I found that function varIdent
has an undesired behavior which is dependent on data order. In detail, the reference category depends on data order, see the next example
set.seed(123)
library(tidyverse)
library(nlme)
#>
#> Attaching package: 'nlme'
#> The following object is masked from 'package:dplyr':
#>
#> collapse
n_smpl<-10
z0<-data.frame(sex=sample(c("F","M"),n_smpl,prob = c(0.6,0.4),replace = T) %>% factor)
summary(z0)
#> sex
#> F:6
#> M:4
X<-model.matrix(~sex, z0)
sd_e<-1.3
e<-rnorm(nrow(z0),0,sd_e)
my_bts<-c(10,1.4)
z0$y<-(X %*% my_bts+e)%>% drop
m0<-gls(model=y~sex,weights=varIdent(form=~1|sex),data=z0[order(z0$sex),])

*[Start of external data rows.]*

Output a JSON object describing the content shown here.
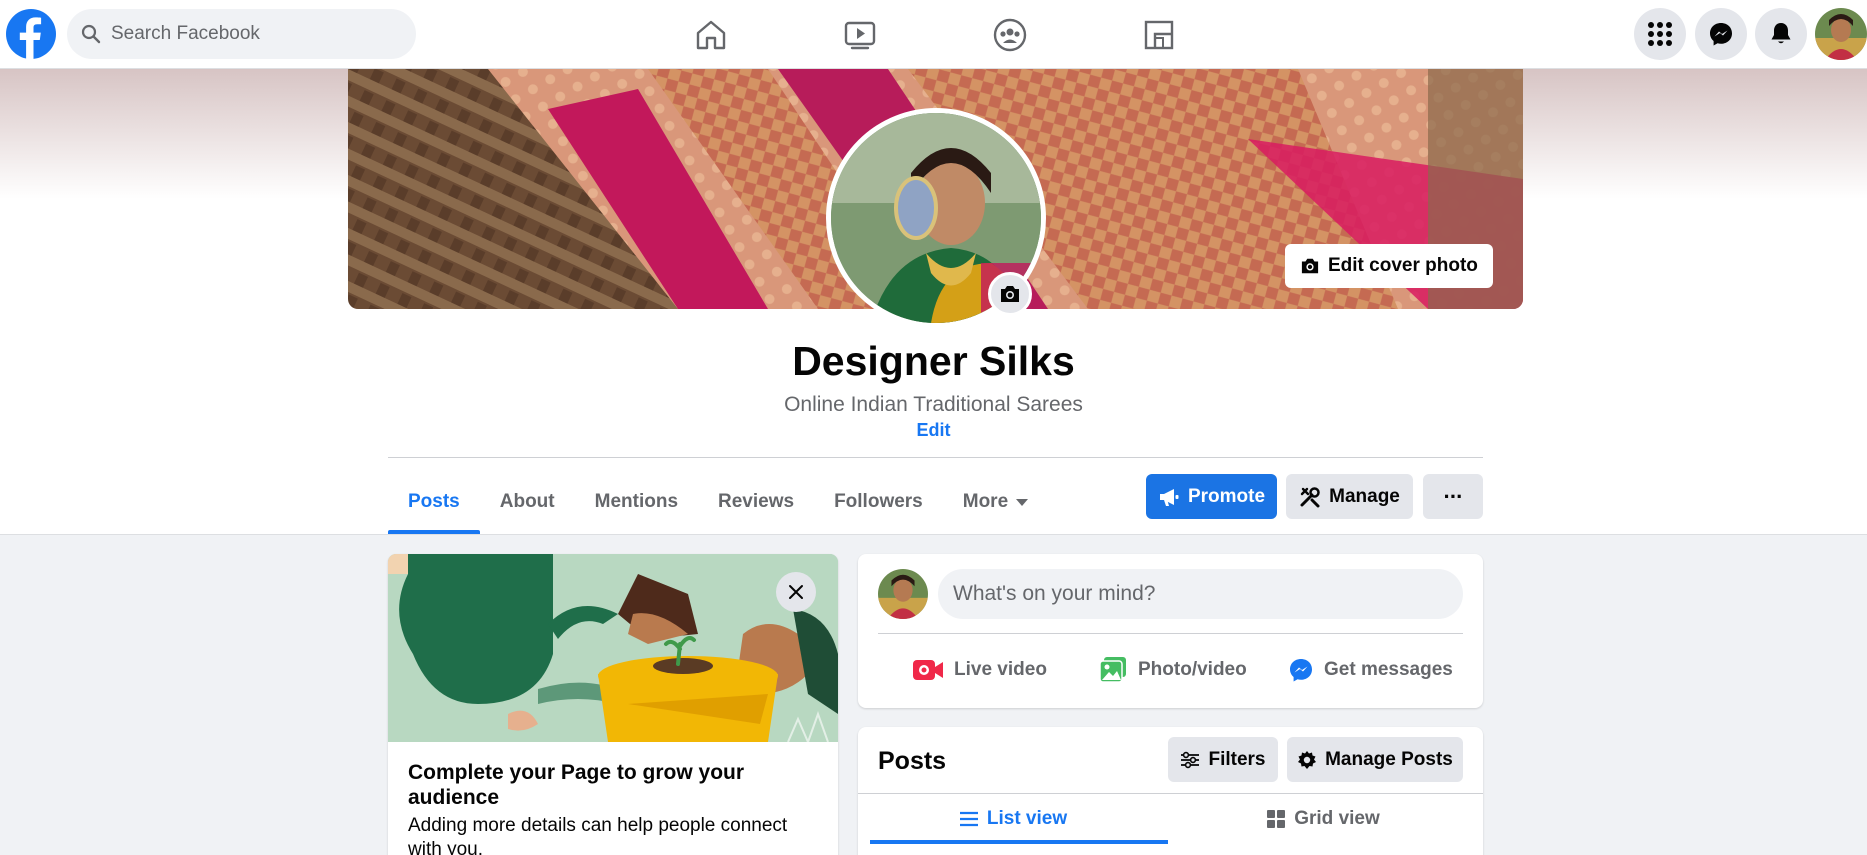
{
  "topbar": {
    "search_placeholder": "Search Facebook",
    "nav_icons": [
      "home-icon",
      "watch-icon",
      "groups-icon",
      "pages-icon"
    ],
    "right_icons": [
      "menu-grid-icon",
      "messenger-icon",
      "notifications-icon"
    ]
  },
  "profile": {
    "name": "Designer Silks",
    "category": "Online Indian Traditional Sarees",
    "edit_label": "Edit",
    "edit_cover_label": "Edit cover photo"
  },
  "tabs": [
    {
      "label": "Posts",
      "active": true
    },
    {
      "label": "About"
    },
    {
      "label": "Mentions"
    },
    {
      "label": "Reviews"
    },
    {
      "label": "Followers"
    },
    {
      "label": "More"
    }
  ],
  "actions": {
    "promote": "Promote",
    "manage": "Manage",
    "more": "···"
  },
  "left_card": {
    "title": "Complete your Page to grow your audience",
    "description": "Adding more details can help people connect with you."
  },
  "composer": {
    "placeholder": "What's on your mind?",
    "live_video": "Live video",
    "photo_video": "Photo/video",
    "get_messages": "Get messages"
  },
  "posts": {
    "title": "Posts",
    "filters": "Filters",
    "manage_posts": "Manage Posts",
    "list_view": "List view",
    "grid_view": "Grid view"
  },
  "colors": {
    "brand_blue": "#1877f2",
    "background": "#f0f2f5",
    "button_gray": "#e4e6eb"
  }
}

m1<-gls(model=y~sex,weights=varIdent(form=~1|sex),data=z0[order(z0$sex,decreasing =T),])
summary(m0)
#> Generalized least squares fit by REML
#> Model: y ~ sex
#> Data: z0[order(z0$sex), ]
#> AIC BIC logLik
#> 35.82722 36.14498 -13.91361
#>
#> Variance function:
#> Structure: Different standard deviations per stratum
#> Formula: ~1 | sex
#> Parameter estimates:
#> F M
#> 1.0000000 0.5305269
#>
#> Coefficients:
#> Value Std.Error t-value p-value
#> (Intercept) 10.344227 0.5847687 17.689434 0.0000
#> sexM 0.967754 0.6973690 1.387721 0.2026
#>
#> Correlation:
#> (Intr)
#> sexM -0.839
#>
#> Standardized residuals:
#> Min Q1 Med Q3 Max
#> -1.38845834 -0.72023259 -0.02681155 0.85333098 1.31623645
#>
#> Residual standard error: 1.432385
#> Degrees of freedom: 10 total; 8 residual
summary(m1)
#> Generalized least squares fit by REML
#> Model: y ~ sex
#> Data: z0[order(z0$sex, decreasing = T), ]
#> AIC BIC logLik
#> 35.82722 36.14498 -13.91361
#>
#> Variance function:
#> Structure: Different standard deviations per stratum
#> Formula: ~1 | sex
#> Parameter estimates:
#> M F
#> 1.000000 1.884919
#>
#> Coefficients:
#> Value Std.Error t-value p-value
#> (Intercept) 10.344227 0.5847687 17.689434 0.0000
#> sexM 0.967754 0.6973690 1.387721 0.2026
#>
#> Correlation:
#> (Intr)
#> sexM -0.839
#>
#> Standardized residuals:
#> Min Q1 Med Q3 Max
#> -1.38845834 -0.72023259 -0.02681155 0.85333098 1.31623645
#>
#> Residual standard error: 0.7599187
#> Degrees of freedom: 10 total; 8 residual
Created on 2023-04-04 by the reprex package (v2.0.1)
Look at Variance function
outputs for m0
and m1
models, the reference category is different in each model. This does not happens in the mean structure component of the model.